ICW temukan kerugian negara di sektor energi hingga Rp 133,6 T

Merdeka.com - Koordinator Divisi Monitoring dan Analisis Anggaran Indonesian Corruption Watch (ICW) Firdaus Ilyas mengatakan bahwa penerimaan negara masih menjadi persoalan utama pemerintah Indonesia saat ini. Sebab, penerimaan negara, baik dari penerimaan bukan pajak (PNBP) maupun penerimaan dari pajak masih belum optimal.
"Paska dilaksanakannya Tax Amnesty akhir tahun 2016, pemerintah masih belum menemukan titik terang dalam realisasi penerimaan pajak tahun 2017. Di sisi lain kebutuhan dana untuk pembangunan semakin besar dan nampaknya masih akan sangat tergantung dari pinjaman dan utang luar negeri," kata Firdaus di kantornya, Jumat (10/11).
Menurutnya, kejanggalan terlihat dari penerimaan pajak dari sektor batu bara. Indonesia sebagai produsen batu bara terbesar namun penerimaan pajak dari sektor tersebut tidak banyak.
"Berdasarkan hasil penelusuran ICW selama periode 2006-2016 ditemukan indikasi unreporting transaksi batu bara (ekspor) sebesar USD 27,062 Miliar atau setara Rp 365,3 triliun. Hal ini berdampak indikasi kerugian negara baik dari kewajiban perusahaan batu bara untuk pajak penghasilan maupun royalti sebesar Rp 133,6 triliun," ujarnya.
Dia menilai, dalam hal ini ada ketidakmampuan pemerintah dalam menerapkan pengampunan pajak.
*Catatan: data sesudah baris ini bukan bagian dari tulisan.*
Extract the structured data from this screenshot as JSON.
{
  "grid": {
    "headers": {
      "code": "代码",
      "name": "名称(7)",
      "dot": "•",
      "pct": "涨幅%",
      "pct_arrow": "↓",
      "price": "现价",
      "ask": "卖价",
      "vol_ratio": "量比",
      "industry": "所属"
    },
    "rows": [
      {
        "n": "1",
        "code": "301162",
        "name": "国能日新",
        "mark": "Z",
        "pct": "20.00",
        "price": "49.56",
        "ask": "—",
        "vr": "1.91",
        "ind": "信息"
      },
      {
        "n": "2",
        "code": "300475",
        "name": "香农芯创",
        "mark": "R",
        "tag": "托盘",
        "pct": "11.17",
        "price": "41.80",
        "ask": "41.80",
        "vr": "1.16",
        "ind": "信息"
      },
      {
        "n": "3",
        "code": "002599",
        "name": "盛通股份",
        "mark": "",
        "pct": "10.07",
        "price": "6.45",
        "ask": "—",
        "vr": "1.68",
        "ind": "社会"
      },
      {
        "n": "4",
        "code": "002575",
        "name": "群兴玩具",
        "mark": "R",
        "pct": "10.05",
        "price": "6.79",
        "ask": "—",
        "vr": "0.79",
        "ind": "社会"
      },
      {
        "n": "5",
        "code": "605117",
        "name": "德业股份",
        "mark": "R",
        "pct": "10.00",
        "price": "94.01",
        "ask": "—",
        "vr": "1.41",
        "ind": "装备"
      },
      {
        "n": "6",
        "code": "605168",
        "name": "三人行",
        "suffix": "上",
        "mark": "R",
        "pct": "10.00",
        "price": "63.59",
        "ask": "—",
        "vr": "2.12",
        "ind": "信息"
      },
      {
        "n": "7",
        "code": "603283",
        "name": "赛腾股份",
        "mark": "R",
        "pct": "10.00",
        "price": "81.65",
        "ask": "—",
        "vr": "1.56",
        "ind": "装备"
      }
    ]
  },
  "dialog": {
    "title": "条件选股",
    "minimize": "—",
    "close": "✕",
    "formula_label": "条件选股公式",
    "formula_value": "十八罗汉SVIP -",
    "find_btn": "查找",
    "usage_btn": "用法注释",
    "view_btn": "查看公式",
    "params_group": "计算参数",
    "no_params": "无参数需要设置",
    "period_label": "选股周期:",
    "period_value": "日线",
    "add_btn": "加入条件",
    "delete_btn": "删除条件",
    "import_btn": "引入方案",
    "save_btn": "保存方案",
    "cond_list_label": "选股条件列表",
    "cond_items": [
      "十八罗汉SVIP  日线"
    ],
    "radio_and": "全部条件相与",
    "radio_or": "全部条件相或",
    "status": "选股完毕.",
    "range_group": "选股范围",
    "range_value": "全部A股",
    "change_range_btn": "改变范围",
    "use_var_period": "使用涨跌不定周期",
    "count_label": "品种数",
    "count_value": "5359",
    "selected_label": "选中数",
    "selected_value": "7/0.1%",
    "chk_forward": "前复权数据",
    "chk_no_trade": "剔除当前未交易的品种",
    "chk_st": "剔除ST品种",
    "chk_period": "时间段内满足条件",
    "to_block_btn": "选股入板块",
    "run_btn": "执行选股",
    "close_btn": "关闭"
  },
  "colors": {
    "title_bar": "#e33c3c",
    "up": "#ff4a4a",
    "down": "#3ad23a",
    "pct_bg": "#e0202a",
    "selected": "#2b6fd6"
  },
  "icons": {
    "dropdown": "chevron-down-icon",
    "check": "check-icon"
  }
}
Terlihat dari data Direktorat Jenderal Pajak (DJP) yang mencatat dari 7.115 wajib pajak (WP) Pertambangan Mineral dan Batu bara (Minerba) serta minyak dan gas (Migas), hanya 1.035 WP yang ikut program Tax Amnesty.
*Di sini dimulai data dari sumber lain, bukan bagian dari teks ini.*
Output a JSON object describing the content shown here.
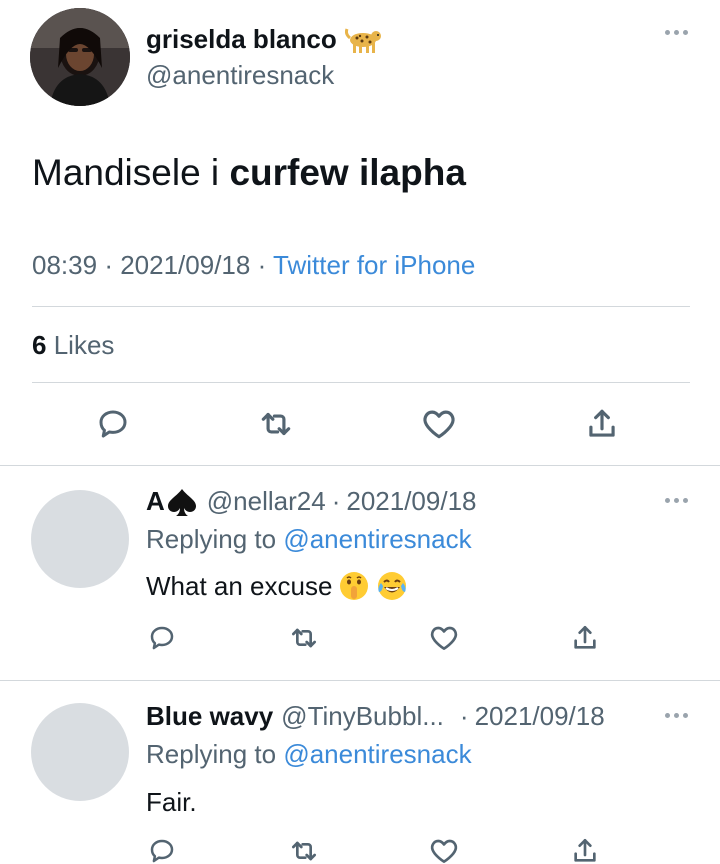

Dari 6.001 WP orang pribadi dan badan di sektor pertambangan minerba, sebanyak 967 WP ikut Tax Amnesty dengan total nilai uang tebusan Rp 221,71 miliar. Sedangkan rata-rata tebusan Rp 229,27 juta.
Sementara dari 1.114 WP pertambangan migas, hanya 68 WP yang ikut Tax Amnesty dengan nilai total tebusan dari mereka Rp 40,60 miliar, dengan rata-rata tebusan Rp 527,29 juta.
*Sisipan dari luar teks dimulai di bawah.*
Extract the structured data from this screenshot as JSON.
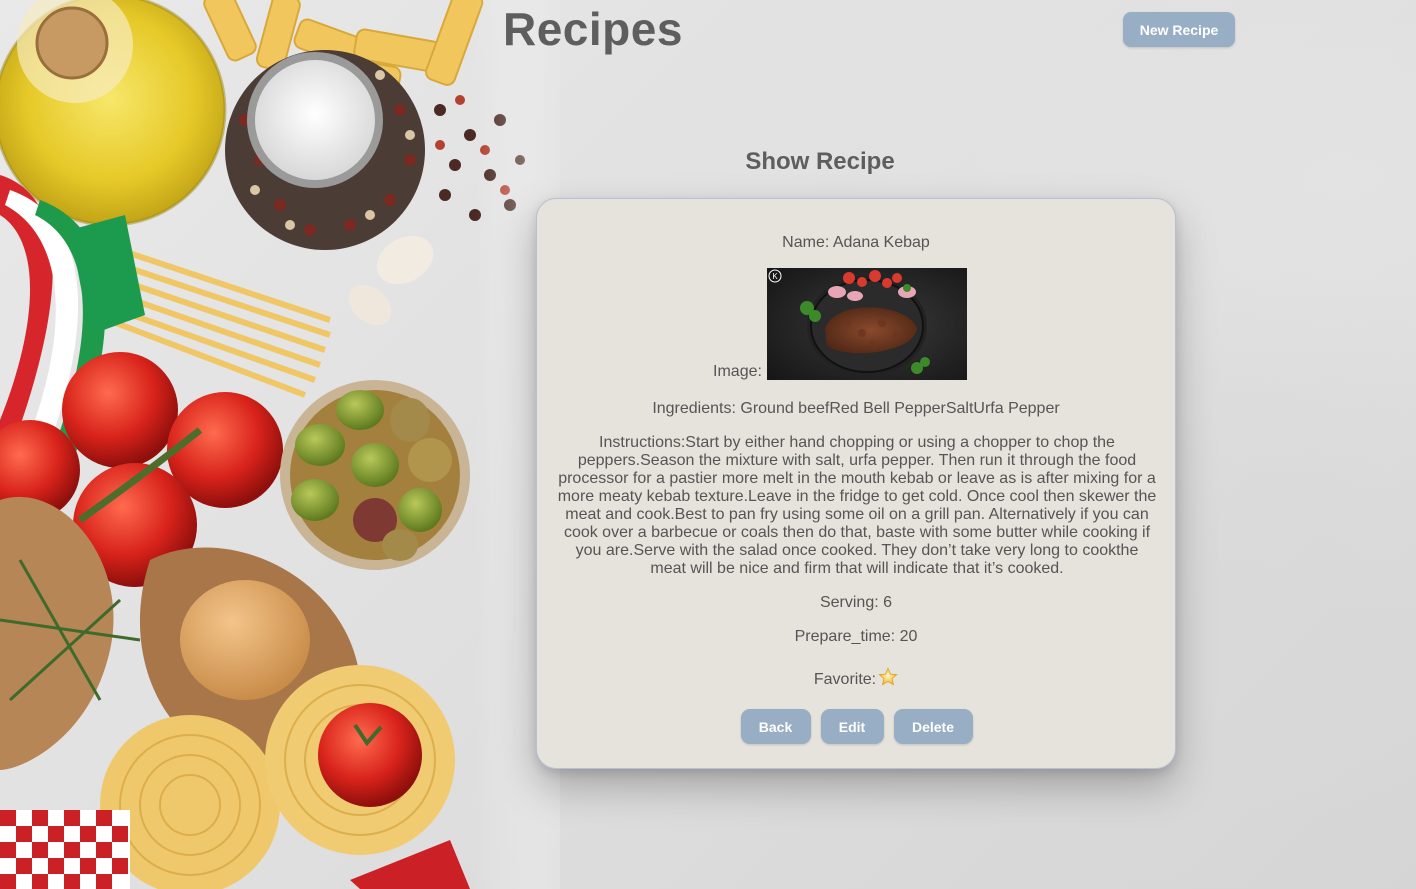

"Kalau kita tahu masalah perpajakan di sektor tambang dan mineral misalnya tentu banyak persoalannya dan indikasi-indikasi ketidaktaatan dan ketidakpatuhan itu menjadi besar," ujarnya.
Sayangnya, dari total uang tebusan tidak terlihat adanya penambahan yang signifikan. Padahal, kontribusi pajak dari sektor tersebut mengalami penurunan terus menerus dari tahun 2012 hingga tahun 2016.
Data menunjukkan, indikasi kerugian negara dari penyimpangan ekspor batu bara pada tahun 2012 adalah Rp 7,9 triliun dan pada tahun 2016 adalah sebesar Rp 13,9 triliun. "Secara keseluruhan, nilai indikasi kerugian negara mencapai Rp 133,6 triliun dari kewajiban pajak sebesar Rp 95,2 triliun dan royalti sebesar Rp 38,5 triliun," jelas Firdaus.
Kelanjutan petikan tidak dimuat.